There’s seriously nothing like a two-week stint in Israel, with an extended weekend layover in New York City, to throw one’s shlicha mission in mid-Maine into a serious sort of relief. At least, that’s how it was for R. and me, coming back to the small town in Maine where she basically serves as the town rabbi and I, well, I do many of the things a rabbi’s partner does in a small town, even though in the old days, the rabbi wasn’t a woman—nor was she partnered to one. We returned to what we jokingly, or not so jokingly, refer to as our role as the Lesbian Chabad of Mid-Maine.

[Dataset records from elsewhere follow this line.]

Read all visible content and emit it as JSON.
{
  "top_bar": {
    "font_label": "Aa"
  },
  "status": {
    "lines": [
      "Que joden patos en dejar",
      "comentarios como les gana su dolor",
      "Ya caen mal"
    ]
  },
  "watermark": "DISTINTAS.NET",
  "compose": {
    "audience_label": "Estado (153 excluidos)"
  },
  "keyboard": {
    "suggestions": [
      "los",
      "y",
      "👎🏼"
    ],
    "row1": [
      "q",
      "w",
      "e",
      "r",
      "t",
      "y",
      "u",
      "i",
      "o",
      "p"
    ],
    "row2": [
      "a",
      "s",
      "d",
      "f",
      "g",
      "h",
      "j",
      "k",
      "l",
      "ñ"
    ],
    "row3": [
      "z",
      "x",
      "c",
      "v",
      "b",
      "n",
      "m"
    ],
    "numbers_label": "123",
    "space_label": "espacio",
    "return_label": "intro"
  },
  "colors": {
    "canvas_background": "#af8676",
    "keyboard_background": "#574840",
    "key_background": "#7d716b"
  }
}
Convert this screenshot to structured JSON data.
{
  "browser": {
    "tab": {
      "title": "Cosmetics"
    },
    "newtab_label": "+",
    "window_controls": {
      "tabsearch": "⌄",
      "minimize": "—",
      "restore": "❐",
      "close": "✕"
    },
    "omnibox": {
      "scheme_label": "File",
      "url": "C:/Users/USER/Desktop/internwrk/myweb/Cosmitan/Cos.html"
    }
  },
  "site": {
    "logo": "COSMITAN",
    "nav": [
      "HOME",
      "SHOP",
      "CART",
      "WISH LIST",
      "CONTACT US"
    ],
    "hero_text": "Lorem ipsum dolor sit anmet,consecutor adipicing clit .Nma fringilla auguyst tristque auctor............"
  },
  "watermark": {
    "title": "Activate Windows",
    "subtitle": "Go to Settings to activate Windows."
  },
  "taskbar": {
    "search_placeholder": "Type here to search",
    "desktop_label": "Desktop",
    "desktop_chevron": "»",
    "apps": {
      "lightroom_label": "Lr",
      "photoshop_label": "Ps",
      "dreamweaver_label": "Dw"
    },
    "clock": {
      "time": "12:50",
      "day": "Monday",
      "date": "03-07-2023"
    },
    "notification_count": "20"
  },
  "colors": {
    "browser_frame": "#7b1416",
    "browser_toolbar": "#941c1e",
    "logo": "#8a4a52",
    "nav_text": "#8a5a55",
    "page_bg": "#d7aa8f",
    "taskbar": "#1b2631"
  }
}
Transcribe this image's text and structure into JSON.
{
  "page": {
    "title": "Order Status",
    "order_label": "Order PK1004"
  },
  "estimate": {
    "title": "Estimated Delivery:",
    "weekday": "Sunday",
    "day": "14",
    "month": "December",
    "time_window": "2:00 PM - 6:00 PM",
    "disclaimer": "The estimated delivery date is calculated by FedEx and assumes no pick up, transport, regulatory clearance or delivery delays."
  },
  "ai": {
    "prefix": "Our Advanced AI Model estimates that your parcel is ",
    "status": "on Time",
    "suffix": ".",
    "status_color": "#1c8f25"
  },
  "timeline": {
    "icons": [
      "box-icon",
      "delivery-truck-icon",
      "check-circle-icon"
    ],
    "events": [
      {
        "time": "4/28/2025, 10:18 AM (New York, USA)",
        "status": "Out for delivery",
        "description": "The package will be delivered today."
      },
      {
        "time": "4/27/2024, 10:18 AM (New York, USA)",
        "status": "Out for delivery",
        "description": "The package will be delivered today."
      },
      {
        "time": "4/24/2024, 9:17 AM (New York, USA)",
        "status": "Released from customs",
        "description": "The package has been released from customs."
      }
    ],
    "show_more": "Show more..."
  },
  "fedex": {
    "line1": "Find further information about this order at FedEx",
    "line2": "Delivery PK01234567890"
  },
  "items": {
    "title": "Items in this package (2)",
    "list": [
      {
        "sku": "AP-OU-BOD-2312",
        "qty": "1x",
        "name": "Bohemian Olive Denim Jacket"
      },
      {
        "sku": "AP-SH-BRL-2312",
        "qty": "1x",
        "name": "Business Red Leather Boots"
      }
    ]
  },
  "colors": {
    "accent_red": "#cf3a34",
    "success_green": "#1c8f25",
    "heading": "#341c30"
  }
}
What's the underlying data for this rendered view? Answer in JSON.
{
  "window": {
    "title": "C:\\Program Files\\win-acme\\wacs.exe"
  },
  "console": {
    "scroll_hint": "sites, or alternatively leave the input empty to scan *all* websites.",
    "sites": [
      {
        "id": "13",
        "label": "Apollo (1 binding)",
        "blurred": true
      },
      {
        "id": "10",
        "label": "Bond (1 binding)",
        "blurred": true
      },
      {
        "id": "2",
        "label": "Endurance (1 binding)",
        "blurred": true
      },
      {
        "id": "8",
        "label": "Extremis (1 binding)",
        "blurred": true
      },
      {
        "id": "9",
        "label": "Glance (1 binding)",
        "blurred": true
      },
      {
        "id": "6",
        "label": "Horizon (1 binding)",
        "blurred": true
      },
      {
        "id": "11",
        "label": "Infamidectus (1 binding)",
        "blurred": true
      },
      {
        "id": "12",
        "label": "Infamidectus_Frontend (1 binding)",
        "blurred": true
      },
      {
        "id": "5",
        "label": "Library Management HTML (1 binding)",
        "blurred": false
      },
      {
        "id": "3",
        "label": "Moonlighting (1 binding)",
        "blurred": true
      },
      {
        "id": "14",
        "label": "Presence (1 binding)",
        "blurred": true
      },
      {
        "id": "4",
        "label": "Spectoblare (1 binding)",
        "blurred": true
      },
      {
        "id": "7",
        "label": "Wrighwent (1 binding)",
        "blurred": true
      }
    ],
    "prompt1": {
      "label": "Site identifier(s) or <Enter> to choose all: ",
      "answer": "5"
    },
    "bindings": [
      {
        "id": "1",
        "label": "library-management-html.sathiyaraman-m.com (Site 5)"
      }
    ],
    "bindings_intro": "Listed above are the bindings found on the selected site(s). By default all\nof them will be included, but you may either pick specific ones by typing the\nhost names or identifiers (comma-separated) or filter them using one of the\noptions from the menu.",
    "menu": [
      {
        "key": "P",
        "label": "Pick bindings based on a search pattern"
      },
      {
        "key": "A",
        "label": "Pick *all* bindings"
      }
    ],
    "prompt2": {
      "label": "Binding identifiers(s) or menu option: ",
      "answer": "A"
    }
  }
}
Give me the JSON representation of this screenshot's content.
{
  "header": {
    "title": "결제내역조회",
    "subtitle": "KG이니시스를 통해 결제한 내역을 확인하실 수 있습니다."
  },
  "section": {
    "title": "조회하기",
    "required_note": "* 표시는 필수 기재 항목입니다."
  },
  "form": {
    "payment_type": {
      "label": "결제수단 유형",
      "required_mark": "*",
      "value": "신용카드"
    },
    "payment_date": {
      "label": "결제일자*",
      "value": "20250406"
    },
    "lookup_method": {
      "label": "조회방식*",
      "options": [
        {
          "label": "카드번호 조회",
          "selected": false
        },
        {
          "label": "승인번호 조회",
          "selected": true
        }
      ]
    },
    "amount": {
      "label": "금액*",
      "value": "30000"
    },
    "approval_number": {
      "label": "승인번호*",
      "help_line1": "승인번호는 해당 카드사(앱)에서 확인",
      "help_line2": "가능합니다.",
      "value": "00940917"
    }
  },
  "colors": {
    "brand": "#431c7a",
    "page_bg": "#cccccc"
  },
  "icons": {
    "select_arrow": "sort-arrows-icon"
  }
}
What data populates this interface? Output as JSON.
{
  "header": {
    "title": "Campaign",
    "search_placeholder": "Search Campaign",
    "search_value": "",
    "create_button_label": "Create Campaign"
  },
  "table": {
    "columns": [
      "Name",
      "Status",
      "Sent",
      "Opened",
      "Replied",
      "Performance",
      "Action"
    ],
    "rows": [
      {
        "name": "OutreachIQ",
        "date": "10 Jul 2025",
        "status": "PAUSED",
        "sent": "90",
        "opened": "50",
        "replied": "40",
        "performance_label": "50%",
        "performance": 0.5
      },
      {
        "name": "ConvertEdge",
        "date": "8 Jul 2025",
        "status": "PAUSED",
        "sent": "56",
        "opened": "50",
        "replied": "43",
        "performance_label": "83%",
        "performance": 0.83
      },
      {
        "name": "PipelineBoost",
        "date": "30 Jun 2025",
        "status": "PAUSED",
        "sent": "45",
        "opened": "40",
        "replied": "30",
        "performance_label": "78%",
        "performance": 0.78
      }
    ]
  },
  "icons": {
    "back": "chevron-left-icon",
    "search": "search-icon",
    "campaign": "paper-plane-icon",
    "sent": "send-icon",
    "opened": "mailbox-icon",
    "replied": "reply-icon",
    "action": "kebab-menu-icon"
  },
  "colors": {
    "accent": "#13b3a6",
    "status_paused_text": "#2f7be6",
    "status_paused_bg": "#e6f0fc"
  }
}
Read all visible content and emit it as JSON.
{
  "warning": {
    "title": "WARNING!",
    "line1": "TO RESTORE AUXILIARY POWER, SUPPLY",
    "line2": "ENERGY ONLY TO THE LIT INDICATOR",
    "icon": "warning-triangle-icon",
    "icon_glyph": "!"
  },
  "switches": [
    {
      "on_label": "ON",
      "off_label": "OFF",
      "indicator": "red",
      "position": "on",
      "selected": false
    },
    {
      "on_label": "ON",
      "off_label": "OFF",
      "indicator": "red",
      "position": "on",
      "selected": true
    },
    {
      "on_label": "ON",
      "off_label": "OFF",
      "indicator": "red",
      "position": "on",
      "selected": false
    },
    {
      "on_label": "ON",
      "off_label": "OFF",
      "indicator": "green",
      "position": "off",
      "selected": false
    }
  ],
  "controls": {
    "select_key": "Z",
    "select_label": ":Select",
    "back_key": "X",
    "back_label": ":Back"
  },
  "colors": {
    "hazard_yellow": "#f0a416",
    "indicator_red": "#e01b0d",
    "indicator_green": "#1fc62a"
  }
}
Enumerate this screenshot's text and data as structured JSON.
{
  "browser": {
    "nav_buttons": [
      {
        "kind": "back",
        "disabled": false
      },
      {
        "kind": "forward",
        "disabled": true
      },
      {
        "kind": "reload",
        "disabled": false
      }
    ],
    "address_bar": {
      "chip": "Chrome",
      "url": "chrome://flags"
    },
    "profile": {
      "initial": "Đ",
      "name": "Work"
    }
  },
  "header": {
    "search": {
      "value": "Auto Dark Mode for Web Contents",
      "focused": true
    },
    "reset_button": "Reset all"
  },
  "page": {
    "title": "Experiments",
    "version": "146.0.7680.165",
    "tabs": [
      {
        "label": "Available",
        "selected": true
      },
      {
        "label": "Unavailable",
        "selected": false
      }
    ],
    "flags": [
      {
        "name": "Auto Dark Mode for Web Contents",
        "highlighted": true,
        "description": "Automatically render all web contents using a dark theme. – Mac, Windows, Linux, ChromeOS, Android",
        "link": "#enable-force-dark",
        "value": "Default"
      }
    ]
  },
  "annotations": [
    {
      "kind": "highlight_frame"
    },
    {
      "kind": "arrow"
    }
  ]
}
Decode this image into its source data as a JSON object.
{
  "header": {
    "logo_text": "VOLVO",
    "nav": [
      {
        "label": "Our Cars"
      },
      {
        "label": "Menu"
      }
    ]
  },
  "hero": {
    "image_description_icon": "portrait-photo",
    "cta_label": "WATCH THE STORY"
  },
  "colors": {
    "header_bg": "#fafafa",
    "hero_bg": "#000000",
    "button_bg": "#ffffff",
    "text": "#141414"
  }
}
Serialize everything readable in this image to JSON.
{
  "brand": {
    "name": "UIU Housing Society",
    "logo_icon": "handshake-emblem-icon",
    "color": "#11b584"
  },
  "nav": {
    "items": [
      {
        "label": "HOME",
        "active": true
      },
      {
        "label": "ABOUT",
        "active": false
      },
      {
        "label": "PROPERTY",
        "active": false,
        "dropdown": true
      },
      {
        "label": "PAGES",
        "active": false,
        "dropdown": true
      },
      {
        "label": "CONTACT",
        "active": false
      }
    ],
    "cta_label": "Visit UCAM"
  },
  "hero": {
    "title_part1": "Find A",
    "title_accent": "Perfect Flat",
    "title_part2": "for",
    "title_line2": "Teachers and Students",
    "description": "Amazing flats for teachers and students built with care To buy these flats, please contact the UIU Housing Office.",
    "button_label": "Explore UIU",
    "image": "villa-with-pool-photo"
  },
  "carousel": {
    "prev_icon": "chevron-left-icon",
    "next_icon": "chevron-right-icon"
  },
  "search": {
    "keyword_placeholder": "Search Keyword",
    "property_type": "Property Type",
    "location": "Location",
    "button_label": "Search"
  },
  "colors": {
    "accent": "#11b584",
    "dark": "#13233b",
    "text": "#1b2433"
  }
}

We’re just back from a well-deserved vacation, in a place where even the vacation have a veneer of the hectic. (Plus, a rabbi on vacation in Israel can, at times, feel a bit like a busman’s holiday.) Having eaten schwarma, spoken Hebrew, argued in the shuk and visited a vast array of friends, teachers and family, we’re back in the Northeast, having lugged as much of the Middle East home in our backpacks as we could.
It was a fun experience, telling Israeli friends about what we’re doing up here. The Lesbian Chabad joke works both much better and far worse: some of our friends laugh harder than any American at the idea, while my extremely secular cousin worriedly asks if I have to pass out candles in the bus station on Friday afternoons.
And the fact of the matter is that it is hard—it might actually be impossible—for Israelis who haven’t spent time in America (outside, perhaps, of New York and LA) to imagine not only why on earth we’d want to spend our time doing what we do, but how such a thing could possibly be necessary.